General anesthesia causes long-lasting disturbances in the ultrastructural properties of developing synapses in young rats.

Common general anesthetics administered to young rats at the peak of brain development cause widespread apoptotic neurodegeneration in their immature brain. Behavioral studies have shown that this leads to learning and memory deficiencies later in life. The subiculum, a part of the hippocampus proper and Papez's circuit, is involved in cognitive development and is vulnerable to anesthesia-induced developmental neurodegeneration. This degeneration is manifested by acute substantial neuroapoptotic damage and permanent neuronal loss in later stages of synaptogenesis.
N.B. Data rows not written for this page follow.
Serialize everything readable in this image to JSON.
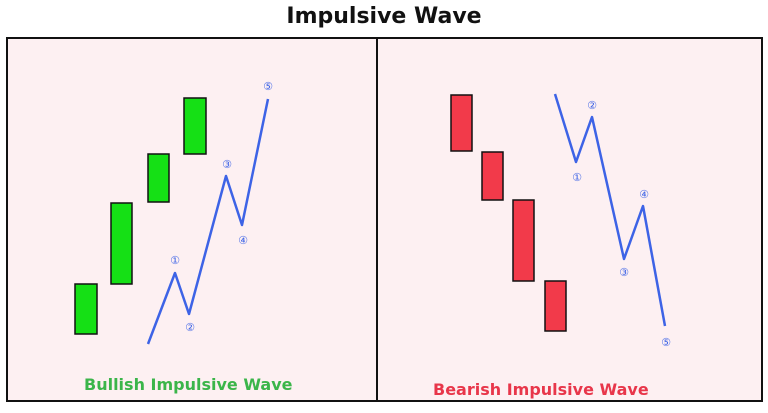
{
  "title": "Impulsive Wave",
  "colors": {
    "bull": "#15e015",
    "bear": "#f23a4a",
    "wave": "#3d63e6",
    "panel_bg": "#fdf0f2",
    "bull_caption": "#3bb54a",
    "bear_caption": "#e8364a"
  },
  "bullish": {
    "caption": "Bullish Impulsive Wave",
    "wave_labels": [
      "①",
      "②",
      "③",
      "④",
      "⑤"
    ]
  },
  "bearish": {
    "caption": "Bearish Impulsive Wave",
    "wave_labels": [
      "①",
      "②",
      "③",
      "④",
      "⑤"
    ]
  }
}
Since synapse formation is a critical component of brain development, we examined the effects of highly neurotoxic anesthesia combination (isoflurane, nitrous oxide, and midazolam) on ultrastructural development of synapses in the rat subiculum. We found that this anesthesia, when administered at the peak of synaptogenesis, causes long-lasting injury to the subicular neuropil. This is manifested as neuropil scarcity and disarray, morphological changes indicative of mitochondria degeneration, a decrease in the number of neuronal profiles with multiple synaptic boutons and significant decreases in synapse volumetric densities. We believe that observed morphological disturbances of developing synapses may, at least in part, contribute to the learning and memory deficits that occur later in life after exposure of the immature brain to general anesthesia.